Saúde pública e gratuita
O Processo Transexualizador (TX) é um programa do SUS voltado à população trans para o acompanhamento psicossocial de acolhimento e escuta e para a realização de procedimentos de modificação corporal e genital com acompanhamento multiprofissional para as pessoas que desejam a hormonização e/ou algum tipo de cirurgia, não sendo estas demandas ou necessidades de todas as pessoas trans. O atendimento conta com serviços ambulatoriais, com acompanhamento clínico, psicológico e hormonização, e serviços hospitalares, que incluem a realização de cirurgias e acompanhamento pré e pós-operatório.

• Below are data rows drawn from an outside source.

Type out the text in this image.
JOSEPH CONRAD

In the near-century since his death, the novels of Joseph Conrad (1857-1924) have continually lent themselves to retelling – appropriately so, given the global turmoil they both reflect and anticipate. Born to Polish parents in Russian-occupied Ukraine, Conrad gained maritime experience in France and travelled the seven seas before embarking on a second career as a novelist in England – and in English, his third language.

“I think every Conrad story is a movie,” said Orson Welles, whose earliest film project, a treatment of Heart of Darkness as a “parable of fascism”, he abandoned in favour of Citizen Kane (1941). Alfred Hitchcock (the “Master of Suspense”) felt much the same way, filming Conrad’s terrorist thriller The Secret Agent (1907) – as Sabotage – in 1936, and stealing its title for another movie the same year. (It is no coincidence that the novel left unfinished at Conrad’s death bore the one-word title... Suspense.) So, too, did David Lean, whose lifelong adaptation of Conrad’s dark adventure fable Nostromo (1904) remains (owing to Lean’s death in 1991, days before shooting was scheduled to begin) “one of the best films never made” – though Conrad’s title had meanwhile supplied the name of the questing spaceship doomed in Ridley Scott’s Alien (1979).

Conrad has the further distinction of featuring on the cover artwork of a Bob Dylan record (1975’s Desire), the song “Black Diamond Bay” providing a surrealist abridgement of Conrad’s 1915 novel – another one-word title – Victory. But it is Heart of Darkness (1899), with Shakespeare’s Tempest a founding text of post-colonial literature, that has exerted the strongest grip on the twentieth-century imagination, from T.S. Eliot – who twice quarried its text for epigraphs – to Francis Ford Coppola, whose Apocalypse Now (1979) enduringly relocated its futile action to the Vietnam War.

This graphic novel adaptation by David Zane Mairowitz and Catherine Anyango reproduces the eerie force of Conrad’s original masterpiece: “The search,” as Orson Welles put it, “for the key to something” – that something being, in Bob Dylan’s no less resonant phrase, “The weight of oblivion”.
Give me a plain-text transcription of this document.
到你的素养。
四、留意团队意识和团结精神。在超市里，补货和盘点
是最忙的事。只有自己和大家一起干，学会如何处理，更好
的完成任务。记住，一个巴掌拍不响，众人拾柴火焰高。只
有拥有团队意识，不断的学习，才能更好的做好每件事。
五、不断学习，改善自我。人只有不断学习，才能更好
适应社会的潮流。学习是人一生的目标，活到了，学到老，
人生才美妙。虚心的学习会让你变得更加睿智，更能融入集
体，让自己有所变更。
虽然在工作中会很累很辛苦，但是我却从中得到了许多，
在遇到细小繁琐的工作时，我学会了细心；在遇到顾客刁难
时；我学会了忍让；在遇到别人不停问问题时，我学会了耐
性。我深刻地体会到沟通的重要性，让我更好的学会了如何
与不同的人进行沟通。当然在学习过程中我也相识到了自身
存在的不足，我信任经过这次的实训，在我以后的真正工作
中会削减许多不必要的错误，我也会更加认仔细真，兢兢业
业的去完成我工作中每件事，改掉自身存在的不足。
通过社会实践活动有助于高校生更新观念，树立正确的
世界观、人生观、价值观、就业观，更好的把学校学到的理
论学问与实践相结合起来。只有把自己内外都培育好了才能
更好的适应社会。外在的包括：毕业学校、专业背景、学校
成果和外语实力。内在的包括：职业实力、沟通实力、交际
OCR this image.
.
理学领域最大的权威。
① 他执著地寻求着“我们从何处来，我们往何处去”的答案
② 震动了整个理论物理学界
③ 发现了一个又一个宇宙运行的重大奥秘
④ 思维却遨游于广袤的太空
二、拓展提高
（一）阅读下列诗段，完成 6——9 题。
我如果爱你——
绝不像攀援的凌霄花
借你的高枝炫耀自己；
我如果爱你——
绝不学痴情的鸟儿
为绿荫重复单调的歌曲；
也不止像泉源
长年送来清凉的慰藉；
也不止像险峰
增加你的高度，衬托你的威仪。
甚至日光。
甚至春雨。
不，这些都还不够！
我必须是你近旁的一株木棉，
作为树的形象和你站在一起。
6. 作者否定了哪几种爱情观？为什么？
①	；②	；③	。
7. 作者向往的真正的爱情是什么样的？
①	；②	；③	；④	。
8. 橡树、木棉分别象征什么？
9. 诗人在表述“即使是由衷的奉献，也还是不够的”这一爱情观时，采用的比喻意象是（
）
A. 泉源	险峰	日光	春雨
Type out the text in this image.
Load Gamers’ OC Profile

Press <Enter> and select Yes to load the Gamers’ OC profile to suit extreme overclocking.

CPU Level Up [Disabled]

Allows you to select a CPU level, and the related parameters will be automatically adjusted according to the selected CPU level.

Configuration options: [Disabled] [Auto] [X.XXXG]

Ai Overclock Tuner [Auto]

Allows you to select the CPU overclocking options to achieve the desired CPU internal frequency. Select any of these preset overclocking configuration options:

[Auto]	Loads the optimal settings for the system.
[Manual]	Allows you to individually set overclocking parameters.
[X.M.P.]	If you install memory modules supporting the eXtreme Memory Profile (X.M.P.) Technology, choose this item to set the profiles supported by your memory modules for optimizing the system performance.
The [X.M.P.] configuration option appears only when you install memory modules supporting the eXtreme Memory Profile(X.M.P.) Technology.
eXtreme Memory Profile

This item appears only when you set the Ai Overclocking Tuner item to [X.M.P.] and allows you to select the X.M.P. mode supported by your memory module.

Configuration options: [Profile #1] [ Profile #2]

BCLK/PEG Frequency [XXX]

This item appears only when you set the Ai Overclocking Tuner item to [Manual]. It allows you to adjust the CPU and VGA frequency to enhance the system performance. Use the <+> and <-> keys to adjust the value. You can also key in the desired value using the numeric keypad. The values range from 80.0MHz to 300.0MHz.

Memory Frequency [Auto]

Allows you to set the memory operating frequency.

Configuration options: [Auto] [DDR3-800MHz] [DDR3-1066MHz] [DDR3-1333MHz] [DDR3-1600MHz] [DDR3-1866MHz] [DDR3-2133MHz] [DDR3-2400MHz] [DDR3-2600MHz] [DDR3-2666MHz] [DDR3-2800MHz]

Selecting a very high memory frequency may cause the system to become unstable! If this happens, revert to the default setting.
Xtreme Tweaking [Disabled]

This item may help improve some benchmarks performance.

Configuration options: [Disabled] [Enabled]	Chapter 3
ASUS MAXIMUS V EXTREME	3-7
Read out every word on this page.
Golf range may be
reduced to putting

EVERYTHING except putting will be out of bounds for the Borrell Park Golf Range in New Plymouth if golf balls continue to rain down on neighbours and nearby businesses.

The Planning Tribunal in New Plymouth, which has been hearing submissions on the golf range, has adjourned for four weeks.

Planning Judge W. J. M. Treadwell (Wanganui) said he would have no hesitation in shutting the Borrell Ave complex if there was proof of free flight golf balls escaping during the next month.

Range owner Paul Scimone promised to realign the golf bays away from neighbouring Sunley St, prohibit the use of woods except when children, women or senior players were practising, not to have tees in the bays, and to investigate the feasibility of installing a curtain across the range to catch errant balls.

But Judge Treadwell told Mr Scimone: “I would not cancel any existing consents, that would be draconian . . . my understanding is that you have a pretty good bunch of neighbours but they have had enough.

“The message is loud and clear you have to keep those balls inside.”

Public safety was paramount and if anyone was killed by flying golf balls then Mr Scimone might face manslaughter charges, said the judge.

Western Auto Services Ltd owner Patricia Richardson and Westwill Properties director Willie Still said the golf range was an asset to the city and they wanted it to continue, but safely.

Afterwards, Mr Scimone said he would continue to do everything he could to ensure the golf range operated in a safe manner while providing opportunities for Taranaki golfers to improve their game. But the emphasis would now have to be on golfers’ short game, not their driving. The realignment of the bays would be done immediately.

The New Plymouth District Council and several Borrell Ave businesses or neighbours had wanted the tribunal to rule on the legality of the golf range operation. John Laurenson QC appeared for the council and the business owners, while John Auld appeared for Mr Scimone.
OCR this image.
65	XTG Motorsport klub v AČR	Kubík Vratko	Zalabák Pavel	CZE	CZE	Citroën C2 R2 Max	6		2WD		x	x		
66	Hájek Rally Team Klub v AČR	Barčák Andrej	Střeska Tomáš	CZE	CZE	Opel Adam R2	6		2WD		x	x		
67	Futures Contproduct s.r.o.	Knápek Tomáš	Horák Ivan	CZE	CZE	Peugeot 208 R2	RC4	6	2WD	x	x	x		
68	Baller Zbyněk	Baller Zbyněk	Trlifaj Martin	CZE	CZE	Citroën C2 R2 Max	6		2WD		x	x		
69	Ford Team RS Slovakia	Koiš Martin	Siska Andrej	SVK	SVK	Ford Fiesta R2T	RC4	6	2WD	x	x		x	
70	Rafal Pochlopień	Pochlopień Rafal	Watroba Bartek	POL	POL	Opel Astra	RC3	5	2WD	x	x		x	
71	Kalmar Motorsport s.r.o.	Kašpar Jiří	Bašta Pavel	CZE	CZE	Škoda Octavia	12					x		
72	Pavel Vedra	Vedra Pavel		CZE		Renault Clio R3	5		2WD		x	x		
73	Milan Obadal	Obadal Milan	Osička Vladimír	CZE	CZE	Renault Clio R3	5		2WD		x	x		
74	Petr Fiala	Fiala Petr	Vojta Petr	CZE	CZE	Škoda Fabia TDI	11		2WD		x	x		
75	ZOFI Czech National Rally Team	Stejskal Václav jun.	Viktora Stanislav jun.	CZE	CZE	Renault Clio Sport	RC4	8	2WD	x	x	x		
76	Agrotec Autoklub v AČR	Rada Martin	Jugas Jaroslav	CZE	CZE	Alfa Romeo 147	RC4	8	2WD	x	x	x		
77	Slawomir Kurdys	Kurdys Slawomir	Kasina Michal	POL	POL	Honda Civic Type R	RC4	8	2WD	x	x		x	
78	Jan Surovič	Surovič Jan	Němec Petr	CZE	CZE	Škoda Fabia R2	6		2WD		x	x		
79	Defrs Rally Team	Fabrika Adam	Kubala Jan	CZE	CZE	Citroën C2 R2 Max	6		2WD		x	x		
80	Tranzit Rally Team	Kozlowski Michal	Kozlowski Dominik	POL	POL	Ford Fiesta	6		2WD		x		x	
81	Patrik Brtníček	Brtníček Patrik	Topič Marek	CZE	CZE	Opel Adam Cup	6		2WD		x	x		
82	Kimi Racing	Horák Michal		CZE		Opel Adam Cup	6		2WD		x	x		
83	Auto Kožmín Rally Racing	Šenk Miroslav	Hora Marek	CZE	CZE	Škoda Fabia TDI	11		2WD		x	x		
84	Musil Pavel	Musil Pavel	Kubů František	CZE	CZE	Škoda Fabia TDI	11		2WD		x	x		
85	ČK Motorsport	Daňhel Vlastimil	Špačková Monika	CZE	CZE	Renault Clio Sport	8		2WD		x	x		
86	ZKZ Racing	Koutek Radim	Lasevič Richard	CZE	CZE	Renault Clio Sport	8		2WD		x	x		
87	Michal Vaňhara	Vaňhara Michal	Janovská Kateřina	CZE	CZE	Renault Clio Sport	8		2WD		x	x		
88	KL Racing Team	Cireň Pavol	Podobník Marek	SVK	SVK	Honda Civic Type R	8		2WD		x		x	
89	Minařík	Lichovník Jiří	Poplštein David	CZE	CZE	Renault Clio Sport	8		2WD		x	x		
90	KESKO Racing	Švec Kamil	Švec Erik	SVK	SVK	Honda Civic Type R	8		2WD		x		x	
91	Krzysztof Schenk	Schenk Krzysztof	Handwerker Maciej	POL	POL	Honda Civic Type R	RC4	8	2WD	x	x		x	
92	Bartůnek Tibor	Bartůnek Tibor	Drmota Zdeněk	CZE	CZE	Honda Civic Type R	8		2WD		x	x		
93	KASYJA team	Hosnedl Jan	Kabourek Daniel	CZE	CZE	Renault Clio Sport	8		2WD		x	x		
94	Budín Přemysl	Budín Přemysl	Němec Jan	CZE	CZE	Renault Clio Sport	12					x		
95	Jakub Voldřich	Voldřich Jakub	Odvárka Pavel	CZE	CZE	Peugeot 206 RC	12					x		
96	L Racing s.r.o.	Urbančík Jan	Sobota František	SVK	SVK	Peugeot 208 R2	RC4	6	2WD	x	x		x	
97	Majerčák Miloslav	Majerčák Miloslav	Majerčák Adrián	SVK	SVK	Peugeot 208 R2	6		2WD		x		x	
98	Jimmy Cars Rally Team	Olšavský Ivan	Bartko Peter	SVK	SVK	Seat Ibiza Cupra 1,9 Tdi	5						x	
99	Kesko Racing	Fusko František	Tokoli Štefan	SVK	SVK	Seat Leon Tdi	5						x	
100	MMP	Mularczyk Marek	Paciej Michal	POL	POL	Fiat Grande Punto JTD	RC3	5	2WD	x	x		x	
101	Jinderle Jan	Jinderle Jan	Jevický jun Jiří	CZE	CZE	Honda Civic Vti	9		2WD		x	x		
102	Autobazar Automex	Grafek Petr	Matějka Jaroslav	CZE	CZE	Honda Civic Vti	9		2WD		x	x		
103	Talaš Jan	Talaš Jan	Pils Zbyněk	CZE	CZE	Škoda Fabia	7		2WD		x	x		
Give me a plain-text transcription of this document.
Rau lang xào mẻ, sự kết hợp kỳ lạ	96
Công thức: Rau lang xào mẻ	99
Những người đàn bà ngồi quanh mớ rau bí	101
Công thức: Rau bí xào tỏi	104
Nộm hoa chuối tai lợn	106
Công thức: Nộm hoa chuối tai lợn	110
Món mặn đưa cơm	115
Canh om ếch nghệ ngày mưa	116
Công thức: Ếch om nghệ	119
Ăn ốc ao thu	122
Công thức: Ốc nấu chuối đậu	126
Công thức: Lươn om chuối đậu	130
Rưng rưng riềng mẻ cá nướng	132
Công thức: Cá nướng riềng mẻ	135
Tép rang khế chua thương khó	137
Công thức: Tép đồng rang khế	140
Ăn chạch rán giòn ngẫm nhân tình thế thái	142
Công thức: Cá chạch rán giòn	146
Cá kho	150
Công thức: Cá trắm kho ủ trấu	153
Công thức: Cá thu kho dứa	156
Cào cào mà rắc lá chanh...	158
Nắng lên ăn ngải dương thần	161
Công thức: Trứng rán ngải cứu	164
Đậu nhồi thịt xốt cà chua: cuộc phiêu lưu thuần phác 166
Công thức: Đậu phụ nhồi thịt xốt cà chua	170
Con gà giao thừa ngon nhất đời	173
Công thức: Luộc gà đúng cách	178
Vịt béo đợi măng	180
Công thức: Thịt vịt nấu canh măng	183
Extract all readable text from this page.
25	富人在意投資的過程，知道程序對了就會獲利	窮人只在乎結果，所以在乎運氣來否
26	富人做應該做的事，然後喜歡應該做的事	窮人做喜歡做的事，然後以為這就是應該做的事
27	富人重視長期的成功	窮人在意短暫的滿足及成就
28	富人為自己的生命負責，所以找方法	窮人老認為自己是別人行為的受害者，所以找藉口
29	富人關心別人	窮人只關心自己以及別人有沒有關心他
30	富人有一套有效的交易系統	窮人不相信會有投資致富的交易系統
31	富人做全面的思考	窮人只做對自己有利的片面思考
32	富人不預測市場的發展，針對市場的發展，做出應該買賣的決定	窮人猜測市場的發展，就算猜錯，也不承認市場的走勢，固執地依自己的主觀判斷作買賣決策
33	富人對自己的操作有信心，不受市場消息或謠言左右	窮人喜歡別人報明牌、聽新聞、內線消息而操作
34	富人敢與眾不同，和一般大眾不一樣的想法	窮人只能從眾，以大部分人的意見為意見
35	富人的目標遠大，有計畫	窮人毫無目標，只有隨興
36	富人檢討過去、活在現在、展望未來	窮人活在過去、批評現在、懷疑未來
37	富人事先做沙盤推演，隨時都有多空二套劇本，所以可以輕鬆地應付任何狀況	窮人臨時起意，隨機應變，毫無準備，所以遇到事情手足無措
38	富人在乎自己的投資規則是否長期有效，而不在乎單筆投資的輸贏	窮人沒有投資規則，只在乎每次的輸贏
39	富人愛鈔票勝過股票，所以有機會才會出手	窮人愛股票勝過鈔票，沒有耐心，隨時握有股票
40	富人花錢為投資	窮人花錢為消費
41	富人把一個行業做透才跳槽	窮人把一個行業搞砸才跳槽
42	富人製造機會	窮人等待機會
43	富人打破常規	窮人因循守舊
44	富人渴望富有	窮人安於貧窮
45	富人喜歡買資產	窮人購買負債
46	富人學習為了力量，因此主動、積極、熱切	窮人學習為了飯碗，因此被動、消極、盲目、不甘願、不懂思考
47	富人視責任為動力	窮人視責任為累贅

Atualmente em Goiás o processo TX nas duas modalidades (ambulatorial e cirúrgica) é realizado apenas pelo Hospital Estadual Dr. Alberto Rassi (HGG), que foi o local escolhido por Bianca para a realização da pesquisa realizada com os pacientes usuários do Ambulatório Trans do HGG, que é uma das unidades de referência do programa público do SUS no Brasil.
Como ressaltado pela autora da pesquisa, apesar de existirem locais como esse, a caminhada até conseguir acesso aos serviços especializados “é muito cansativa e desgastante, principalmente quando se vive em situação de vulnerabilidade e não possui apoio da família, nem da sociedade”. Com isso esta fase se torna mais uma barreira a ser superada por pessoas trans que desejam receber os cuidados em saúde e passar pelo processo transexualizador.
Além de evidenciar as dificuldades enfrentadas no caminho até o atendimento especializado, a pesquisa também ressalta a falta de programas e ações direcionadas à atenção à saúde das crianças e adolescentes. Foi constatado que essa etapa tem sido negligenciada e por conta disso reverbera em danos à saúde mental dessas pessoas que estão em desenvolvimento e têm necessidades de acompanhamento especializado junto ao processo de afirmação de gênero pelo SUS. “No geral, os dados mostraram que as pessoas trans se percebem não-cis antes dos 10 anos de idade e geralmente só conseguem se reafirmar e iniciar o processo depois dos 20 anos, que é quando essas pessoas adquirem mais autonomia. Isso quer dizer que as crianças e os adolescentes trans estão ficando sem atenção qualificada”, afirma Bianca.
A pesquisadora acredita que o estudo é necessário para denunciar o apagamento histórico, social, etnico e econômico da população trans no país, que nega outros direitos fundamentais à população trans e que acaba desaguando na área da Saúde e em diversas outras áreas. Por conta disso ela busca, com a pesquisa, visibilizar a pauta política da população trans não só no âmbito da Saúde, mas deseja trazer isso também para o ambiente acadêmico, que de certa forma influencia na saúde dessas pessoas.
Segundo ela, “é necessário que se oportunize que as pessoas trans/travestis participem e contribuam nos diferentes espaços da comunidade universitária, e que esta esteja consciente e imbuída das necessidades de inclusão e naturalização da presença das pessoas trans/travestis dentro da academia não apenas como população pesquisada, mas como potenciais pesquisadores e pesquisadoras”.
Com a defesa de sua dissertação de mestrado, Bianca Lopes Rosa, tornou-se a primeira pessoa trans a obter o título de mestra pelo Programa de Pós-Graduação em Saúde Coletiva do Instituto de Patologia Tropical e Saúde Pública da UFG. Bianca afirma estar feliz, mas questiona o fato de ser a única a obter a conquista. “Incomoda-me o fato de pensar que sou a primeira pessoa trans a ingressar e finalizar o curso em 13 anos de existência do programa, e a pergunta que não quer calar é: Será que eu fui a única pessoa trans a me interessar pelo programa/título ou outras pessoas trans até quiseram, mas não tiveram condições e/ou oportunidades de concorrer a uma vaga no processo seletivo?”.